Aczkolwiek powiedziałbym, że dolina cienia jest trudniejsza, jak chcesz wszystko pozabijać.
Bo na drodze do jaskini z próbą ognia stoi mag, który był dla mnie wielką przeszkodą, ale można go pominąć zamieniając się w krwiopijcę.
W koszmarze kruka wszystkich bossów można zbugować (nawet tego z tarczą), walka z bezimiennym to ciągła ucieczka i okładanie go atakami dystansowymi.

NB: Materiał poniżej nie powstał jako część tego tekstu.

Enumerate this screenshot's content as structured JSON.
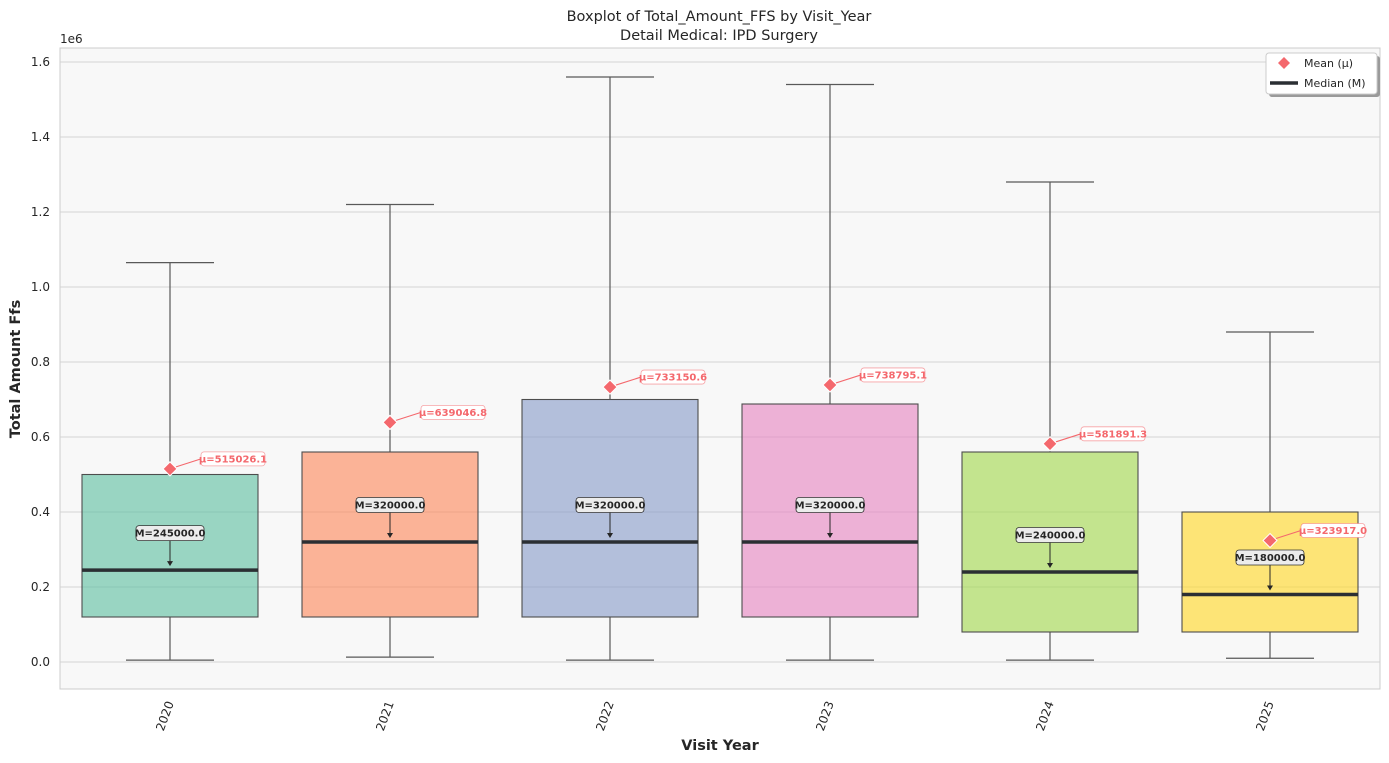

Mówię tu oczywiście o magu, ewt. łuczniku, który może wszystko powybijać wchodząc na jakieś półki skalne/bić z dystansu itp. wojownikiem w zwarciu to inna para kaloszy, trzeba mieć po prostu dobre staty, żeby to wszystko przejść (hp i siła).
Magiem gra jest taka łatwa, że zastanawiałem się, czy nie wejść do zaginionego brata w 2R (miałem spełniony wymóg many), ale stwierdziłem, że nie będę się męczył runką z 3 kręgu.
Tak przy okazji, magiem polecam grać na koszmarze, ewt. na gothicowym wszystko na hard, bo gra jest zbyt nudna w innych konfiguracjach.